At the Joyce Robinson Hall at the Kingston and St Andrew Parish Library, the work of Fuertes was presented by Spanish teachers in training at Shortwood Teachers’ College, who read some of the poems in the Spanish language and in Jamaican Patois.
Teachers from Sam Sharpe Teachers’ College conducted readings in Montego Bay, while teachers from Church Teachers’ College read in Mandeville, and a Spanish teacher from Spain went to the library in Portland.
Storyteller and founder of the Storytelling Foundation of Jamaica, Dr Amina Blackwood-Meeks, said the foundation has partnered with other embassies in the past to bring storytellers from different parts of the world to Jamaica.
She cited storytellers from South Africa, the United Kingdom, the United States of America, and the wider Caribbean.
“This is our third collaboration with a foreign mission and we hope to expand that,” she added.
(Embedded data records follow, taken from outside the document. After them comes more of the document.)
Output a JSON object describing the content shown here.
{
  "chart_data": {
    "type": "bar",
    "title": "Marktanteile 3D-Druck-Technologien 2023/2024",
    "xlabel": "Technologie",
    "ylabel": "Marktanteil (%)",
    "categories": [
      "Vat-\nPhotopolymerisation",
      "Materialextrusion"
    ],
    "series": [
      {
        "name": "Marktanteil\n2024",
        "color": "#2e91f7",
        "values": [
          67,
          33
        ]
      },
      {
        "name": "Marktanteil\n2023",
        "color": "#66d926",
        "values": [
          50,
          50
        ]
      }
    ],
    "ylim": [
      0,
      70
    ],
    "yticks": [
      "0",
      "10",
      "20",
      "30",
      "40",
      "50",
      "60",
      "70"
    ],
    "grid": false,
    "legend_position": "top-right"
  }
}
Chargé d’Affaires of the Embassy of Spain in Kingston, Carmen Rives, said the embassy was happy to partner in the staging of the NSD and at the same time promote the Spanish language in Jamaica.
“We thought that the figure of Gloria Fuertes, for whom we (Spain) are celebrating a 100th birthday anniversary this year, would be a perfect match,” she said.
Rives noted that apart from encouraging the learning of the Spanish language, the activity should empower the teachers who participated.
“We want to encourage Jamaican teachers to keep teaching in Spanish and to increase their capacity and also focus on the primary students,” she said.
“We are trying to reinforce the Spanish teachers in Jamaica and to help them to connect with the Spanish language,” she added.